Extracting clinical (non-imaging) data example:
Beginning with the Form Description.csv file, select the form with the desired information needed, such as form A0.csv the patient Eligibility/Registration form. Next, using the Data Dictionary.csv file, find the form elements listed for A0 (eg., A0exx, where xx is the form element number). The file lists the form number, variable name, its description or label, the type of data, and, when applicable, the option codes and corresponding text values (option code:description pairs like 1=’No’, 2=’Yes’; or 1=’Baseline’, 2=’Post treatment’) for each data element available from the form. In the example in Figure 2, the A0 form element 31d (A0e31d) reports the days between the base date and the day of surgery for the patient. In the corresponding A0.csv file column G lists the days between the base date and surgery for each patient. ACRIN 6684 has about 30 forms and about 2000 form element descriptions listed in the Data Dictionary.
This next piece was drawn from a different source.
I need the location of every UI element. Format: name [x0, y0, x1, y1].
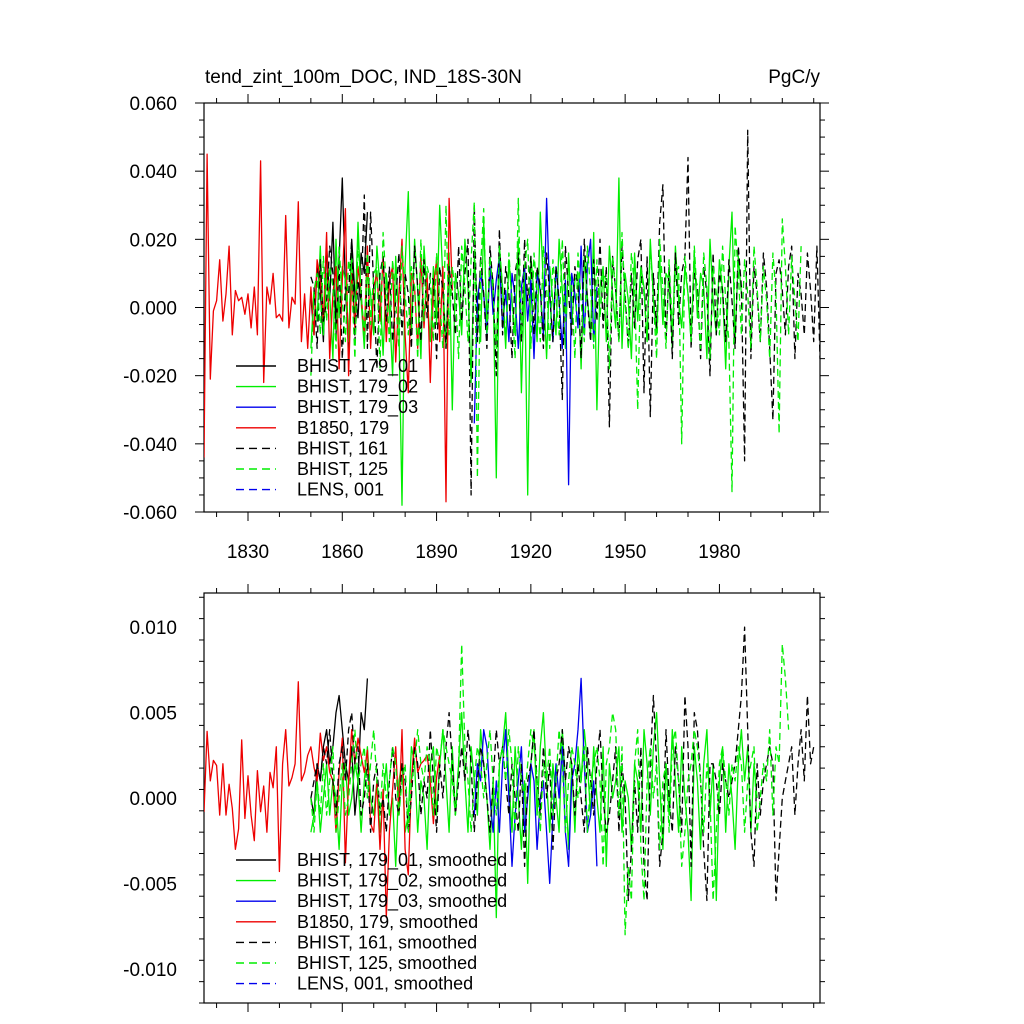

Figure 2: In this example of extracting clinical data, the first step is to 1) find the form from the form list, 2) Find the desired element and description in the Data Dictionary and finally 3) extract the values from the .csv data file.
The procedure above is basically how the statisticians organized the selected data for export, but the structure of the data dictionaries and individual forms are different for each clinical trial.